In an effort to keep our roosters warm during our horrible mountaintop winters we wrapped their huts in heavy plastic to keep wind out. The older, more fragile birds would still end up inside our house in a small dog kennel on top of the washing machine, hooked up to a bag of warm IV solution, being fed baby bird hand feeding formula out of a ketchup dispenser. I remember one Christmas morning awakening to the crowing of a rooster named Diablo who was mostly dead the night before . . . and thinking, “Damn, I’m getting good at this!” and then wondering why . . . why?
The truth is, we did it because, taken individually, roosters are totally cool and handsome dudes and we truly love them. We built runs, condos and a triage station in the mudroom because we love them. But now . . . we just can’t. We aren’t even taking hens because it’s too hard to keep them safe, and I hate having them locked up 24-7. But if a five-foot high fence can’t keep out the bobcats (it can’t . . . it just can’t and I don’t wanna talk about it . . .) well, hens are safer in the suburbs than out here in the country where all the wild things have moved in close to the houses.
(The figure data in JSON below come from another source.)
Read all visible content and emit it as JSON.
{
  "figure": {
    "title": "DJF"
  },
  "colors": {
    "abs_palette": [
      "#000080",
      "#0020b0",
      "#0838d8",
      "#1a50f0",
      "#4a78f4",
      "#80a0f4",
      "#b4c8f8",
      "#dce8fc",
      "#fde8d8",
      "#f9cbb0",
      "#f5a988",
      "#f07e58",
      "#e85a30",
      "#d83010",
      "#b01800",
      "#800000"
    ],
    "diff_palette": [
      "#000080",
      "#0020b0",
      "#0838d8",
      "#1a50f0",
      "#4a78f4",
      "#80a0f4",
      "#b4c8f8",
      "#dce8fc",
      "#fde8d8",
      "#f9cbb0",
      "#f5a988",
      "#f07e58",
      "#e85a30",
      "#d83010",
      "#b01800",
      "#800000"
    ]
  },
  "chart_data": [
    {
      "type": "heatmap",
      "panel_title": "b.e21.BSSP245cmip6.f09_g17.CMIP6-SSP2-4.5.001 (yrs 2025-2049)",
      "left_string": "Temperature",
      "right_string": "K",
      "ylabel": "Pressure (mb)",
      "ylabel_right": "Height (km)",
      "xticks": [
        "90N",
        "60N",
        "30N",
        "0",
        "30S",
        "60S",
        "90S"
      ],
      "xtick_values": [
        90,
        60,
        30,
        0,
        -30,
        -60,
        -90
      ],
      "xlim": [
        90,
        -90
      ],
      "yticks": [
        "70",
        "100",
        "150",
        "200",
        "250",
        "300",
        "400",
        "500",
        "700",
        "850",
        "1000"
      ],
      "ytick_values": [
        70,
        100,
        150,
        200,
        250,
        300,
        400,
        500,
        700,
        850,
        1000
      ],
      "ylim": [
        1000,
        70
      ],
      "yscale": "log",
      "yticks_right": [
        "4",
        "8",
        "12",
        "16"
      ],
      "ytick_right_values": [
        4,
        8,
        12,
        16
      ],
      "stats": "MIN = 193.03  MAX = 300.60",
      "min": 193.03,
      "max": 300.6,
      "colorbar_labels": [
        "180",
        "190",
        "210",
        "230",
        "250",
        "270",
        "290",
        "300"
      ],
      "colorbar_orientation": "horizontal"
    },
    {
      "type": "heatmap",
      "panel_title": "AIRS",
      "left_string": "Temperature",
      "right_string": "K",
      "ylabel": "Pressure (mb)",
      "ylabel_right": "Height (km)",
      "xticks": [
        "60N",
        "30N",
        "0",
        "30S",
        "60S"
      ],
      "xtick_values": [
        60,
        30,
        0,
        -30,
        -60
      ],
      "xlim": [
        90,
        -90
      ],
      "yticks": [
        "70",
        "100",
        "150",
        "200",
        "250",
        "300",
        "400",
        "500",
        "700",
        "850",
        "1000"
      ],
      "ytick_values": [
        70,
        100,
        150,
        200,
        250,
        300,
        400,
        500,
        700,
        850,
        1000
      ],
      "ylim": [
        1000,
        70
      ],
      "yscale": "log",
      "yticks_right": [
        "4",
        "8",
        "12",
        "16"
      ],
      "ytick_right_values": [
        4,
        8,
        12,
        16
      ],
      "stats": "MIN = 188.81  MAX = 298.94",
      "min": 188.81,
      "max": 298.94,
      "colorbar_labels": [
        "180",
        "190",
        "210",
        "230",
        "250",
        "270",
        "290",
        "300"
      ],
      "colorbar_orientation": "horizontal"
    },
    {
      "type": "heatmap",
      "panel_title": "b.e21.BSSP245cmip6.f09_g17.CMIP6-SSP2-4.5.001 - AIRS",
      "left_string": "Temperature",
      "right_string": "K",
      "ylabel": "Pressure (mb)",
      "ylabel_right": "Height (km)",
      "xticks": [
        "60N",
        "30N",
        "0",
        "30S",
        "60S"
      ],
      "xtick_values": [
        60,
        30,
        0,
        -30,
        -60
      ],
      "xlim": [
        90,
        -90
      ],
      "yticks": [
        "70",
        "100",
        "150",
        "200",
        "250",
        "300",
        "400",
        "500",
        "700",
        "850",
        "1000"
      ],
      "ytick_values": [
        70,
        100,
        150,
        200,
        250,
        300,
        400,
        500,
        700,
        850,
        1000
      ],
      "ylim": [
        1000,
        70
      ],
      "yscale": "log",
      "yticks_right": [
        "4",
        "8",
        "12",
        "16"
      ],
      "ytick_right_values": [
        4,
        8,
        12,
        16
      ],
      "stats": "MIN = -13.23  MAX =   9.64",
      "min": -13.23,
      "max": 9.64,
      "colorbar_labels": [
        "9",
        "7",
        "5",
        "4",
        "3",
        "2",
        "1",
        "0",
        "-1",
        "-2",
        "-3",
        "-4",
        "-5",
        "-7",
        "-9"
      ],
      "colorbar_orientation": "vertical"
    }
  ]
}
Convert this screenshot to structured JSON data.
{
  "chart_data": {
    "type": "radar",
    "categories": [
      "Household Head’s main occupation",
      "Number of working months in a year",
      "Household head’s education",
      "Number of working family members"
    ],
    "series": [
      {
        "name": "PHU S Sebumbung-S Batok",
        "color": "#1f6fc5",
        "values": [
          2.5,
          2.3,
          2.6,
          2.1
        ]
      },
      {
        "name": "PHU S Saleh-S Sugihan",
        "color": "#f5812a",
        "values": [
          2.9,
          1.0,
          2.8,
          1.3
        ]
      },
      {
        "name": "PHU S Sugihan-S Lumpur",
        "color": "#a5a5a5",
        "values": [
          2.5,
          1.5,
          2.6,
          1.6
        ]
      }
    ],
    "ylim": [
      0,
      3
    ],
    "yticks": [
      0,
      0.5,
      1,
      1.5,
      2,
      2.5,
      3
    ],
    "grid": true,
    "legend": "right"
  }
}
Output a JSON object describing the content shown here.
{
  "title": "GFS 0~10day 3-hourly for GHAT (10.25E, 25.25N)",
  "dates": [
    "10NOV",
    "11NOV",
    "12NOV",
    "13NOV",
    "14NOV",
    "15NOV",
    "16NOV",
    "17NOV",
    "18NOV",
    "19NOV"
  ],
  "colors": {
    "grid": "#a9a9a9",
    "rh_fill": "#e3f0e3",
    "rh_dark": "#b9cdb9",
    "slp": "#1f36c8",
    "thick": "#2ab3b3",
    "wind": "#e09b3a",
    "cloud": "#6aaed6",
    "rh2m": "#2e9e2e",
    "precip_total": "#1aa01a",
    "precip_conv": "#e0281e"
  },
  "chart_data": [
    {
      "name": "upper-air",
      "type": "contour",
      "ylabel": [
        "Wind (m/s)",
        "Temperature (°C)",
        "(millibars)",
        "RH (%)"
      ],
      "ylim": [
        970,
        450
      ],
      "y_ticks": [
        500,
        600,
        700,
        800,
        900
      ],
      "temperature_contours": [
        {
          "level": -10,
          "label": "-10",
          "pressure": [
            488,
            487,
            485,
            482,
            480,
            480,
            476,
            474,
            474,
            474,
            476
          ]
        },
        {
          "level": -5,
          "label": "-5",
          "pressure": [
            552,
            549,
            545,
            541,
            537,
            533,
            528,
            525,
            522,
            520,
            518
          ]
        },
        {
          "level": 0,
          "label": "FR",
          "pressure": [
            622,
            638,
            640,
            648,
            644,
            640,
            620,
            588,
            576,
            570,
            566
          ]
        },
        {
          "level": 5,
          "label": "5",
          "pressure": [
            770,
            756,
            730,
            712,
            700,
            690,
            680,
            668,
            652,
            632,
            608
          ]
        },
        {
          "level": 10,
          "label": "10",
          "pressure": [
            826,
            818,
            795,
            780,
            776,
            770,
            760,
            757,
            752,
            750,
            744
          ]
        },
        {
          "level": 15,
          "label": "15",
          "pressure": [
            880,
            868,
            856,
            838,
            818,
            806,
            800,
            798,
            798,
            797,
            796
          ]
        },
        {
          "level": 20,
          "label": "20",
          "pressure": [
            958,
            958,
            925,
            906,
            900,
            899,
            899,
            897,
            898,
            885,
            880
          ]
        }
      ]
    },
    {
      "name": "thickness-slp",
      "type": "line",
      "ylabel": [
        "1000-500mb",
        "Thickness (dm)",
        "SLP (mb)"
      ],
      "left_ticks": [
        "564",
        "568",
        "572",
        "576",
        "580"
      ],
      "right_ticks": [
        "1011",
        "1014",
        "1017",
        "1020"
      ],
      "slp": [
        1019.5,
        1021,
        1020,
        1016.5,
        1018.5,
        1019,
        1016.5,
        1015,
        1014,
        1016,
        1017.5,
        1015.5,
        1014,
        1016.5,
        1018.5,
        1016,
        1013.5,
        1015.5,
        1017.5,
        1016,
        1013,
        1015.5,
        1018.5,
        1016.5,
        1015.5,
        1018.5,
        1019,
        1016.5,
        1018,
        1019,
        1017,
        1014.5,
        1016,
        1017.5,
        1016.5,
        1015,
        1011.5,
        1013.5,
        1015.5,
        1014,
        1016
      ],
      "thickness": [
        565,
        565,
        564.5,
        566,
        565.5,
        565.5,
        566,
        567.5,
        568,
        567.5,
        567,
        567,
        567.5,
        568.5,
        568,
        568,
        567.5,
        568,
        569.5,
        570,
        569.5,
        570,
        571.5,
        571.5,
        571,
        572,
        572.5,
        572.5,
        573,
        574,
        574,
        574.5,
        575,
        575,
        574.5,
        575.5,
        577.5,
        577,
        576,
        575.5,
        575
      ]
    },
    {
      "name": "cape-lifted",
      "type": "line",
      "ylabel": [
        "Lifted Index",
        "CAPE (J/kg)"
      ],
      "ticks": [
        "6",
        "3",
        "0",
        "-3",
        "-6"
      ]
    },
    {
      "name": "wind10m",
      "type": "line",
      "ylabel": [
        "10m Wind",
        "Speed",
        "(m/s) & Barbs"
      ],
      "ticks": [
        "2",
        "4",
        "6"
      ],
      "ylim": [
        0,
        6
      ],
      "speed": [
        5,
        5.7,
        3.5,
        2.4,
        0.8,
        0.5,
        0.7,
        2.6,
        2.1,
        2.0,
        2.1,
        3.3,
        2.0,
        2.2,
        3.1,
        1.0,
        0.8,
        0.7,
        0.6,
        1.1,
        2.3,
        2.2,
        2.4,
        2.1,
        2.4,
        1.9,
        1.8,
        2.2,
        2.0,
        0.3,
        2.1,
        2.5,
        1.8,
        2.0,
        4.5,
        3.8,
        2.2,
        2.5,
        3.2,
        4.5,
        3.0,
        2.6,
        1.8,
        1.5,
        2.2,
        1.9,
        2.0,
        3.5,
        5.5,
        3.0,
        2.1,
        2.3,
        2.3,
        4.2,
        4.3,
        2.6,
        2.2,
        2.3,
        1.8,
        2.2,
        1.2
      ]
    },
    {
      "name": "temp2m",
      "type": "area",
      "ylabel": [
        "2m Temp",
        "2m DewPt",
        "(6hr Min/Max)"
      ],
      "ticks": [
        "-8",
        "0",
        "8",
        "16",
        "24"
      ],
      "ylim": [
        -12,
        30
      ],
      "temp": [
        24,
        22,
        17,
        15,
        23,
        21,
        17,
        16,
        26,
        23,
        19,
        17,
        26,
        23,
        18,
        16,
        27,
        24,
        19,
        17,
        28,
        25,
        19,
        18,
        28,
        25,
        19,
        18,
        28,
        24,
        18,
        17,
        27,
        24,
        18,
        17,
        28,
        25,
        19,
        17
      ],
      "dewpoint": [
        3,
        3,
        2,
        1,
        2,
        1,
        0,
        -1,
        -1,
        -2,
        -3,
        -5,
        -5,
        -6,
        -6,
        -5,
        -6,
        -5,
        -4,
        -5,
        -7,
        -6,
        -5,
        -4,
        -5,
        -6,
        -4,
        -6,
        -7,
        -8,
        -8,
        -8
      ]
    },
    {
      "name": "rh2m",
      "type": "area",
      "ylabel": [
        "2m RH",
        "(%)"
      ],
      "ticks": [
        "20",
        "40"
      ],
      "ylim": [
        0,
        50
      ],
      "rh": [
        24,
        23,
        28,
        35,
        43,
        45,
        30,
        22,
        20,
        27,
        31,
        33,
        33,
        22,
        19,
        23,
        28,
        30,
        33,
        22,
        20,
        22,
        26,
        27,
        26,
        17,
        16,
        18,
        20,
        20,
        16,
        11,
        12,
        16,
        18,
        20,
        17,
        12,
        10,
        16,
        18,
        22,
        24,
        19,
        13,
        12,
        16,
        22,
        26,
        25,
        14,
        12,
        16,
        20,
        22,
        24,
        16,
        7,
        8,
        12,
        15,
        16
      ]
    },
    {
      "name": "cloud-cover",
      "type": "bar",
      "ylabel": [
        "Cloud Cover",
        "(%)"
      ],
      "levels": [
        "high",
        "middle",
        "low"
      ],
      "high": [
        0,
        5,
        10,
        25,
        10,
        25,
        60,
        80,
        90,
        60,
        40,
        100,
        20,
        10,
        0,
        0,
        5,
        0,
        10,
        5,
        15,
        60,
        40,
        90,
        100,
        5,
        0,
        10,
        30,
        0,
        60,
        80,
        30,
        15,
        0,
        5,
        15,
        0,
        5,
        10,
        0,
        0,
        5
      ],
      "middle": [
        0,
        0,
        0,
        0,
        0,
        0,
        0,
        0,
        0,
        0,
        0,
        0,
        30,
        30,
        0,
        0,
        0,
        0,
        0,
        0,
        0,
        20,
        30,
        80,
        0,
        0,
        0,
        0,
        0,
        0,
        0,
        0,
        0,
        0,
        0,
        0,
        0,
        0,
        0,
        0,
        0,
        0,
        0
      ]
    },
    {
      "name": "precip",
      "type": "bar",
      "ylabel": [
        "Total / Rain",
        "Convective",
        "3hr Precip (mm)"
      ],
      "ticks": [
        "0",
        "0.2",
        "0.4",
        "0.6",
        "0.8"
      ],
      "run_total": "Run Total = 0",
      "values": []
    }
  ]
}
However, suburban “hens” are the source of our daily barrage of people trying to give us roosters. Here’s one of my favorite lines – “We would like to DONATE three roosters to your operation and we will even give you a bag of feed to get you started” . . . OMG . . . if only it was about the cost of food which is, literally, chicken scratch, precisely .01% of a weekly feed budget that averages $2,200. (Please feel free to donate funds, bags of feed or lumber for fencing, but there IS NO SUCH THING AS A DONATION OF ROOSTERS, only a dumping of the aforementioned, and no, I will not give you a rooster receipt for tax purposes!!!!) There is also NO SUCH THING AS A GUARANTEED FEMALE BABY CHICK! I have seen as many as three out of six such guaranteed hens turn out to be male (see above reference.) For some reason, gathering fresh eggs from backyard hens has been romanticized, perhaps because of the extreme orangeness of their yolks, and egg eaters from raised ranches to brownstones want the experience. But there is a dark side, and that is the fate of the roosters, and oh, there will be roosters. There is no place for them to go and they will have to be killed, just like they are in commercial operations. Or, like the three I was asked to take today, they will have been dumped in an unsuspecting neighborhood because someone who got them in a guaranteed batch of “hens” from Agway didn’t have the heart to dispatch them (so they let them loose in a neighborhood to be potentially ripped to pieces by dogs, foxes, coyotes, etc. . . . I don’t know . . . sigh . . .)
I don’t have an answer, nor do I want to be a downer, so I’m not going to go into the horrors of the chicken and egg industry. If you can stomach it, go ahead and Google. It’s already been done far more thoroughly than I can attempt in a blog. But after 18 years of trying to make a difference by rescuing these poor castoffs , we are overwhelmed by requests. We’ve decided if we can’t offer these strikingly beautiful, intelligent and often charming individuals a reasonably happy, safe and natural life, we have to stop accepting them.
Not because we don’t like them, but because we love them. And they deserve better than what we can give them.
Kathleen Schurman and her husband David own Locket’s Meadow, a farm animal rescue and sanctuary in Bethany, CT, where they are down to two cellblock roosters and two of the world’s oldest hens. And about 150 other animals including 36 horses, steers, pigs and pretty much everything else but bunnies. The rescue is a 501(c)3 non-profit.